Neil Kinkopf, a Georgia State University law professor, was in the audience during the attorney general's appearance last November at the Federalist Society and recalled thinking that Barr could have been talking directly to him.
Kinkopf testified at Barr's Senate confirmation hearing almost a year before, warning that Barr had long advocated presidential power of "breathtaking scope, subject to negligible limits."
"This is not the presidency our founders contemplated," Kinkopf said then. "This is not the presidency our Constitution meant to embody."
Kinkopf's view has darkened since his testimony in January 2019.
"It's even worse than I thought it was going to be," the professor said.
Turley, who testified at the same hearing in support of the nominee, said it shouldn't have been a surprise to anyone that Barr was an advocate for expansive presidential authority. Though it would be wrong, Turley said, to suggest that Barr shaped his views to suit the whims of a president.
"Those who know him don't ascribe to these corruptible purposes," Turley said. "In a city that rotates on spin, he is the only stationary object."
Though it is not the first time the Justice Department has cast a shadow during an election, Mukasey said he had not seen the department and an attorney general featured with quite the same intensity.
"I don't know of any (attorney general) who has faced this kind of pressure," Mukasey said. "He has spoken out about matters that he feels are important, and he explains the reasons why."

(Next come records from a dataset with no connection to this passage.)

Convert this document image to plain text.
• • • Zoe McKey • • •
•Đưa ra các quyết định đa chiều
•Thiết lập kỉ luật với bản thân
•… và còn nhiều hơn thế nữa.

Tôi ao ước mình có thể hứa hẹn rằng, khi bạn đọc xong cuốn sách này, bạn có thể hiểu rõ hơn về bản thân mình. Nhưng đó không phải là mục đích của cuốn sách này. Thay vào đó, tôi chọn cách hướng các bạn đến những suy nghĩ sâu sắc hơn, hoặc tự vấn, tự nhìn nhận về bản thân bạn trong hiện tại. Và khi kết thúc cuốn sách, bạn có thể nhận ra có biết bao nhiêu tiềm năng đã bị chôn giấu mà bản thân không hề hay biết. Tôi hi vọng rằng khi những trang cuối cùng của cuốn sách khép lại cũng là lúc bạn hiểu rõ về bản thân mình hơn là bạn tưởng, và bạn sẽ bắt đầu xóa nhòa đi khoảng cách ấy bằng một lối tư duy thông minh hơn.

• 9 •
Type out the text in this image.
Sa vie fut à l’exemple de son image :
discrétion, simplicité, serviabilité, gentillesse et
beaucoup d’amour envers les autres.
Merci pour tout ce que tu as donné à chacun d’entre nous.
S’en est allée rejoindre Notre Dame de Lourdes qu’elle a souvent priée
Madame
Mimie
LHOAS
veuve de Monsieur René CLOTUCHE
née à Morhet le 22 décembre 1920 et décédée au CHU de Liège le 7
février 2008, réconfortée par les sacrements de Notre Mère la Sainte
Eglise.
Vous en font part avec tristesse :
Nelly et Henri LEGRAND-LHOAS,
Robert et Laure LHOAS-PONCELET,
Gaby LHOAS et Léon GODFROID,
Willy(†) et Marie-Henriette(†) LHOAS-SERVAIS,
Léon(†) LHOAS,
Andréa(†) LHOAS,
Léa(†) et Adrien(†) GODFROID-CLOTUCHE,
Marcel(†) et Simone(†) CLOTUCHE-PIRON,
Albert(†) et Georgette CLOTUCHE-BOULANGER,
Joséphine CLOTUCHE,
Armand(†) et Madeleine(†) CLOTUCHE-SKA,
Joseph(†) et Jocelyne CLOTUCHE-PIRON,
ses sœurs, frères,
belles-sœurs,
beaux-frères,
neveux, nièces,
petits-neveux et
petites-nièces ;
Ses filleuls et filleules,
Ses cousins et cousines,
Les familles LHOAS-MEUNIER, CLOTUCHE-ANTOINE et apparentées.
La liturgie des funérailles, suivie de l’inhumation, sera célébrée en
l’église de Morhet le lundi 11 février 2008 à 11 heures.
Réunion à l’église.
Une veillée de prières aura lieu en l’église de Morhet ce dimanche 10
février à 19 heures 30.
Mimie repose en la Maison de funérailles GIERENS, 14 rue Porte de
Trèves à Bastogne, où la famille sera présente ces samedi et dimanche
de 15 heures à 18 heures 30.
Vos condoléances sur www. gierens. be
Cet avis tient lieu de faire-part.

(Sessions, who before his dismissal endured a monthslong public shaming campaign led by Trump for his recusal from the Russia investigation, declined requests for comment on whether he quibbled with Mukasey's assessment.)
Mary McCord, who led Justice's National Security Division, was among those who were optimistic when Barr was nominated after Sessions' stormy tenure and expected he would act as an institutionalist, given his history as former attorney general.
“I feel foolish now," McCord said. "At the time, even though I knew that Barr had an expansive view of executive authority, I thought he would have more respect for the institution. ... I feel like I was really, really wrong to have that expectation.”